The Bradleys, still, probe constantly for normalcy. After Shawn left the hospital in May they tried a date night, but it required that Carrie scout a movie theater to determine whether the venue could accommodate Bradley’s mammoth wheelchair—a rig that weighs nearly 500 pounds, took three months to engineer and, he says, “costs more than most cars.” Carrie had to tend to Shawn’s popcorn and soda throughout the film, then load him into the family’s new $120,000 cargo van, which lists violently to one side as its hydraulic lift raises him up. Even date night exhausted her. “I love him, and he was so happy,” she says, “so I never wanted to tell him.”
Bradley is awed by his wife and all that she has done, not just to keep him alive but to make life worth living. For years, his presence buoyed their family. Now, unquestionably, he is their preeminent concern—and “I don’t know how I can ease the burden of me,” he says. When that conundrum weighs most heavily upon him, he can’t avoid considering one way to solve it. “Maybe it’d be better if this was just all over,” he says. “Yes, those thoughts creep in—and they’re real. I can’t ever imagine myself acting on those thoughts, but I definitely have them.”
The Bradleys built their dream home in St. George a little over two years ago, and while it was designed for a 7’6″ former NBA center—expansive door frames, super-tall vanities, chest-high doorknobs—it was not designed for a 7’6″ former NBA center in an electric wheelchair. Shawn can’t access the gym or the home theater in the basement. To avoid crushing the tracks that keep wall-sized sliding doors in place, he must take the long way around the side of the house to reach his backyard, with the pool in which he can’t swim. Because he needs room to shift positions at night, Carrie sleeps upstairs in the master bedroom while he’s relegated to a first-floor guest room. He’s confined to just a fraction of a sprawling three-story home.

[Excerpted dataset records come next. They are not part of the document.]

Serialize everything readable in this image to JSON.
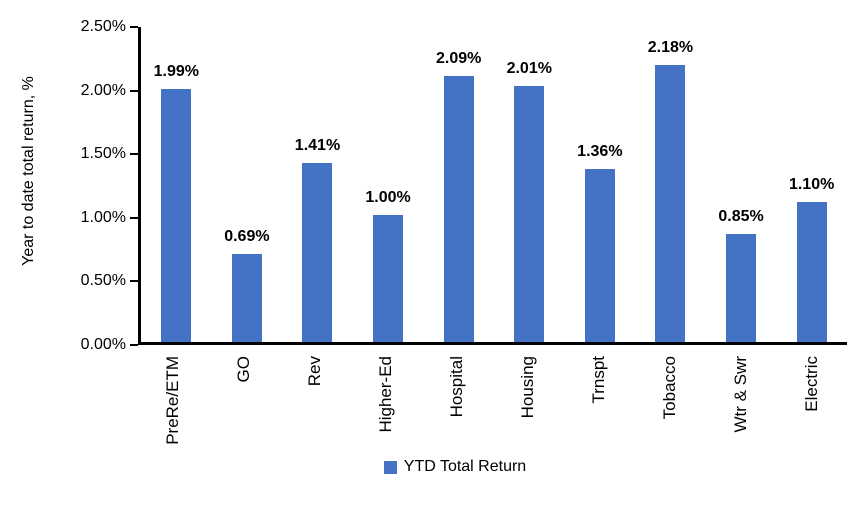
{
  "chart_data": {
    "type": "bar",
    "title": "",
    "ylabel": "Year to date total return, %",
    "xlabel": "",
    "ylim": [
      0,
      2.5
    ],
    "grid": false,
    "legend_position": "bottom-center",
    "bar_color": "#4472C4",
    "categories": [
      "PreRe/ETM",
      "GO",
      "Rev",
      "Higher-Ed",
      "Hospital",
      "Housing",
      "Trnspt",
      "Tobacco",
      "Wtr & Swr",
      "Electric"
    ],
    "values": [
      1.99,
      0.69,
      1.41,
      1.0,
      2.09,
      2.01,
      1.36,
      2.18,
      0.85,
      1.1
    ],
    "value_labels": [
      "1.99%",
      "0.69%",
      "1.41%",
      "1.00%",
      "2.09%",
      "2.01%",
      "1.36%",
      "2.18%",
      "0.85%",
      "1.10%"
    ],
    "yticks": [
      {
        "label": "0.00%",
        "value": 0
      },
      {
        "label": "0.50%",
        "value": 0.5
      },
      {
        "label": "1.00%",
        "value": 1
      },
      {
        "label": "1.50%",
        "value": 1.5
      },
      {
        "label": "2.00%",
        "value": 2
      },
      {
        "label": "2.50%",
        "value": 2.5
      }
    ],
    "legend": [
      {
        "label": "YTD Total Return",
        "color": "#4472C4"
      }
    ]
  }
}
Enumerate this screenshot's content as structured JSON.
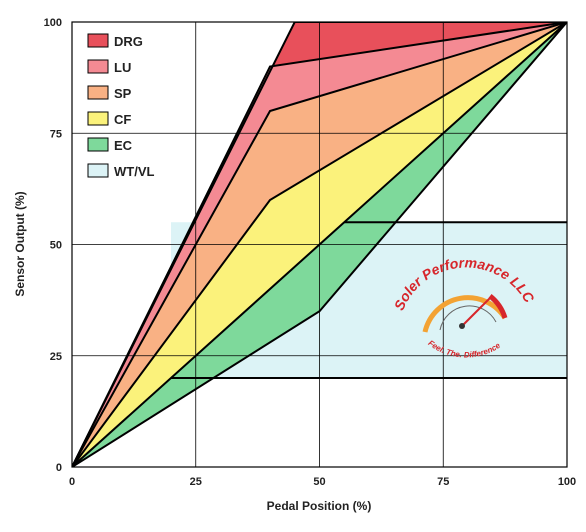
{
  "chart_data": {
    "type": "area",
    "xlabel": "Pedal Position (%)",
    "ylabel": "Sensor Output (%)",
    "xlim": [
      0,
      100
    ],
    "ylim": [
      0,
      100
    ],
    "x_ticks": [
      "0",
      "25",
      "50",
      "75",
      "100"
    ],
    "y_ticks": [
      "0",
      "25",
      "50",
      "75",
      "100"
    ],
    "grid": true,
    "legend_position": "top-left",
    "series": [
      {
        "name": "DRG",
        "color": "#e8505b",
        "upper": [
          [
            0,
            0
          ],
          [
            45,
            100
          ],
          [
            100,
            100
          ]
        ],
        "lower": [
          [
            0,
            0
          ],
          [
            40,
            90
          ],
          [
            100,
            100
          ]
        ]
      },
      {
        "name": "LU",
        "color": "#f48a93",
        "upper": [
          [
            0,
            0
          ],
          [
            40,
            90
          ],
          [
            100,
            100
          ]
        ],
        "lower": [
          [
            0,
            0
          ],
          [
            40,
            80
          ],
          [
            100,
            100
          ]
        ]
      },
      {
        "name": "SP",
        "color": "#f9b184",
        "upper": [
          [
            0,
            0
          ],
          [
            40,
            80
          ],
          [
            100,
            100
          ]
        ],
        "lower": [
          [
            0,
            0
          ],
          [
            40,
            60
          ],
          [
            100,
            100
          ]
        ]
      },
      {
        "name": "CF",
        "color": "#fbf27b",
        "upper": [
          [
            0,
            0
          ],
          [
            40,
            60
          ],
          [
            100,
            100
          ]
        ],
        "lower": [
          [
            0,
            0
          ],
          [
            55,
            55
          ],
          [
            100,
            100
          ]
        ]
      },
      {
        "name": "EC",
        "color": "#7ed99b",
        "upper": [
          [
            0,
            0
          ],
          [
            55,
            55
          ],
          [
            100,
            100
          ]
        ],
        "lower": [
          [
            0,
            0
          ],
          [
            50,
            35
          ],
          [
            100,
            100
          ]
        ]
      },
      {
        "name": "WT/VL",
        "color": "#dcf3f6",
        "box": {
          "x": [
            20,
            100
          ],
          "y": [
            20,
            55
          ]
        }
      }
    ]
  },
  "logo": {
    "brand": "Soler Performance LLC",
    "tagline": "Feel. The. Difference"
  }
}
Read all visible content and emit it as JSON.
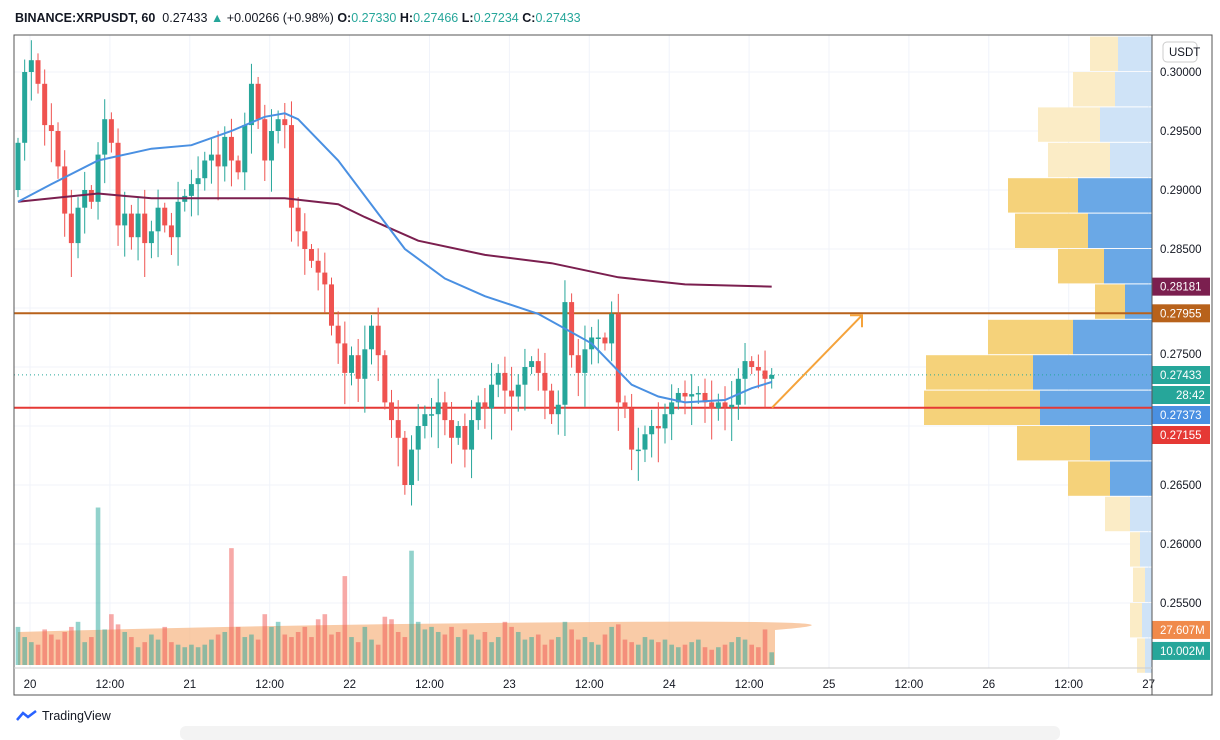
{
  "header": {
    "symbol": "BINANCE:XRPUSDT, 60",
    "last": "0.27433",
    "change": "+0.00266 (+0.98%)",
    "o_label": "O:",
    "o": "0.27330",
    "h_label": "H:",
    "h": "0.27466",
    "l_label": "L:",
    "l": "0.27234",
    "c_label": "C:",
    "c": "0.27433"
  },
  "currency": "USDT",
  "colors": {
    "up": "#26a69a",
    "down": "#ef5350",
    "ma_fast": "#4a90e2",
    "ma_slow": "#7b1f4f",
    "resistance": "#b8621b",
    "support": "#e53935",
    "arrow": "#f5a33b",
    "vol_ma": "#f7b98a"
  },
  "price_axis": [
    "0.30000",
    "0.29500",
    "0.29000",
    "0.28500",
    "0.27500",
    "0.26500",
    "0.26000",
    "0.25500"
  ],
  "price_tags": [
    {
      "text": "0.28181",
      "color": "#7b1f4f"
    },
    {
      "text": "0.27955",
      "color": "#b8621b"
    },
    {
      "text": "0.27433",
      "color": "#26a69a"
    },
    {
      "text": "28:42",
      "color": "#26a69a"
    },
    {
      "text": "0.27373",
      "color": "#4a90e2"
    },
    {
      "text": "0.27155",
      "color": "#e53935"
    },
    {
      "text": "27.607M",
      "color": "#f08a4b"
    },
    {
      "text": "10.002M",
      "color": "#26a69a"
    }
  ],
  "time_axis": [
    "20",
    "12:00",
    "21",
    "12:00",
    "22",
    "12:00",
    "23",
    "12:00",
    "24",
    "12:00",
    "25",
    "12:00",
    "26",
    "12:00",
    "27"
  ],
  "logo": "TradingView",
  "chart_data": {
    "type": "candlestick",
    "interval": "60",
    "closes": [
      0.294,
      0.3,
      0.301,
      0.299,
      0.2955,
      0.295,
      0.292,
      0.288,
      0.2855,
      0.2885,
      0.29,
      0.289,
      0.293,
      0.296,
      0.294,
      0.287,
      0.288,
      0.286,
      0.288,
      0.2855,
      0.2865,
      0.2885,
      0.287,
      0.286,
      0.289,
      0.2895,
      0.2905,
      0.291,
      0.2925,
      0.293,
      0.292,
      0.2945,
      0.2925,
      0.2915,
      0.2955,
      0.299,
      0.296,
      0.2925,
      0.295,
      0.296,
      0.2955,
      0.2885,
      0.2865,
      0.285,
      0.284,
      0.283,
      0.282,
      0.2785,
      0.277,
      0.2745,
      0.276,
      0.274,
      0.2765,
      0.2785,
      0.276,
      0.272,
      0.2705,
      0.269,
      0.265,
      0.268,
      0.27,
      0.271,
      0.271,
      0.272,
      0.2705,
      0.269,
      0.27,
      0.268,
      0.2705,
      0.272,
      0.2715,
      0.2735,
      0.2745,
      0.273,
      0.2725,
      0.2735,
      0.275,
      0.2755,
      0.2745,
      0.273,
      0.271,
      0.2718,
      0.2805,
      0.276,
      0.2745,
      0.2765,
      0.2775,
      0.2775,
      0.277,
      0.2795,
      0.272,
      0.2715,
      0.268,
      0.268,
      0.2693,
      0.27,
      0.2698,
      0.271,
      0.272,
      0.2728,
      0.2725,
      0.2727,
      0.2728,
      0.272,
      0.2715,
      0.272,
      0.2716,
      0.2718,
      0.274,
      0.2755,
      0.275,
      0.2747,
      0.274,
      0.27433
    ],
    "volumes_m": [
      30,
      22,
      18,
      16,
      28,
      24,
      20,
      26,
      30,
      34,
      18,
      22,
      124,
      28,
      40,
      32,
      26,
      22,
      14,
      18,
      24,
      20,
      30,
      18,
      16,
      14,
      16,
      14,
      16,
      20,
      24,
      26,
      92,
      30,
      22,
      24,
      20,
      40,
      30,
      34,
      24,
      22,
      26,
      30,
      22,
      36,
      40,
      24,
      26,
      70,
      22,
      18,
      30,
      20,
      16,
      38,
      36,
      26,
      22,
      90,
      34,
      28,
      30,
      26,
      24,
      30,
      22,
      28,
      24,
      20,
      26,
      18,
      22,
      34,
      30,
      26,
      20,
      22,
      24,
      16,
      20,
      22,
      34,
      28,
      20,
      22,
      18,
      16,
      24,
      30,
      32,
      20,
      18,
      16,
      22,
      20,
      18,
      20,
      16,
      14,
      16,
      18,
      20,
      14,
      12,
      14,
      16,
      18,
      22,
      20,
      16,
      14,
      28,
      10
    ],
    "ma_fast": [
      [
        0,
        0.289
      ],
      [
        5,
        0.2905
      ],
      [
        12,
        0.2925
      ],
      [
        20,
        0.2935
      ],
      [
        26,
        0.2938
      ],
      [
        32,
        0.295
      ],
      [
        37,
        0.2962
      ],
      [
        40,
        0.2965
      ],
      [
        42,
        0.296
      ],
      [
        48,
        0.2925
      ],
      [
        54,
        0.288
      ],
      [
        58,
        0.285
      ],
      [
        64,
        0.2825
      ],
      [
        70,
        0.281
      ],
      [
        78,
        0.2795
      ],
      [
        86,
        0.277
      ],
      [
        92,
        0.2735
      ],
      [
        96,
        0.2725
      ],
      [
        100,
        0.272
      ],
      [
        106,
        0.2722
      ],
      [
        110,
        0.2732
      ],
      [
        113,
        0.27373
      ]
    ],
    "ma_slow": [
      [
        0,
        0.289
      ],
      [
        12,
        0.2897
      ],
      [
        20,
        0.2893
      ],
      [
        30,
        0.2893
      ],
      [
        40,
        0.2893
      ],
      [
        48,
        0.2888
      ],
      [
        52,
        0.2877
      ],
      [
        60,
        0.2857
      ],
      [
        70,
        0.2845
      ],
      [
        80,
        0.2838
      ],
      [
        90,
        0.2826
      ],
      [
        100,
        0.282
      ],
      [
        113,
        0.28181
      ]
    ],
    "volume_ma_m": 27.607,
    "last_volume_m": 10.002,
    "horizontal_lines": {
      "resistance": 0.27955,
      "support": 0.27155,
      "last_price": 0.27433
    },
    "projection_arrow": {
      "from": 0.27155,
      "to": 0.27955
    },
    "volume_profile": [
      {
        "price_low": 0.3,
        "up": 34,
        "down": 28,
        "value_area": false
      },
      {
        "price_low": 0.297,
        "up": 37,
        "down": 42,
        "value_area": false
      },
      {
        "price_low": 0.294,
        "up": 52,
        "down": 62,
        "value_area": false
      },
      {
        "price_low": 0.291,
        "up": 42,
        "down": 62,
        "value_area": false
      },
      {
        "price_low": 0.288,
        "up": 74,
        "down": 70,
        "value_area": true
      },
      {
        "price_low": 0.285,
        "up": 64,
        "down": 73,
        "value_area": true
      },
      {
        "price_low": 0.282,
        "up": 48,
        "down": 46,
        "value_area": true
      },
      {
        "price_low": 0.279,
        "up": 27,
        "down": 30,
        "value_area": true
      },
      {
        "price_low": 0.276,
        "up": 79,
        "down": 85,
        "value_area": true
      },
      {
        "price_low": 0.273,
        "up": 119,
        "down": 107,
        "value_area": true
      },
      {
        "price_low": 0.27,
        "up": 112,
        "down": 116,
        "value_area": true
      },
      {
        "price_low": 0.267,
        "up": 62,
        "down": 73,
        "value_area": true
      },
      {
        "price_low": 0.264,
        "up": 42,
        "down": 42,
        "value_area": true
      },
      {
        "price_low": 0.261,
        "up": 22,
        "down": 25,
        "value_area": false
      },
      {
        "price_low": 0.258,
        "up": 12,
        "down": 10,
        "value_area": false
      },
      {
        "price_low": 0.255,
        "up": 7,
        "down": 12,
        "value_area": false
      },
      {
        "price_low": 0.252,
        "up": 10,
        "down": 12,
        "value_area": false
      },
      {
        "price_low": 0.249,
        "up": 7,
        "down": 8,
        "value_area": false
      }
    ]
  }
}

So the family has begun planning for an accessible version of the same house, this one in suburban Dallas, with elite care and rehab facilities nearby. Instead of a basement, it will have an outbuilding, and it will all sit on a wide tract of land, with smooth walking paths so Shawn can roam the grounds. With his circulation poor and his muscle mass dwindling, he often grows cold, so he treasures time spent outside with the sun on his face.
But that’s all a way off. In Utah, a few days before Thanksgiving, holiday music drifted down from ceiling speakers in the Bradleys’ current lofty living room. Shawn had just returned from his long rehab stint in Dallas; this marked the first time that he, Carrie and the kids shared quiet time alone at home in months. A 12-foot Christmas tree, bare and awaiting ornaments, stood along the back wall. A year earlier, as they finished trimming, Shawn had scooped Carrie up on his shoulders so that she could crown their tree with a star. This time, humming along to Leonard Cohen’s “Hallelujah,” he sat off to the side, allowing Carrie and the kids room to do their work.
Dubbie stood on a ladder. Carrie on a stepstool. Armed with soft red-and-white snowflake ornaments, each strained to reach parts of the tree that Shawn once accessed with ease. Finally, Bradley asked for a handful of the ornaments, wheeled closer to the tree and, one by one, slid them between his spindly, rigid fingers and jerked his arm forward, flinging the flakes awkwardly upward.
His first few attempts caromed off the branches and tumbled to the floor, but Carrie and the kids laughed along and encouraged him to toss a few more.
So, eyes trained on the top of the tree, Shawn Bradley kept trying.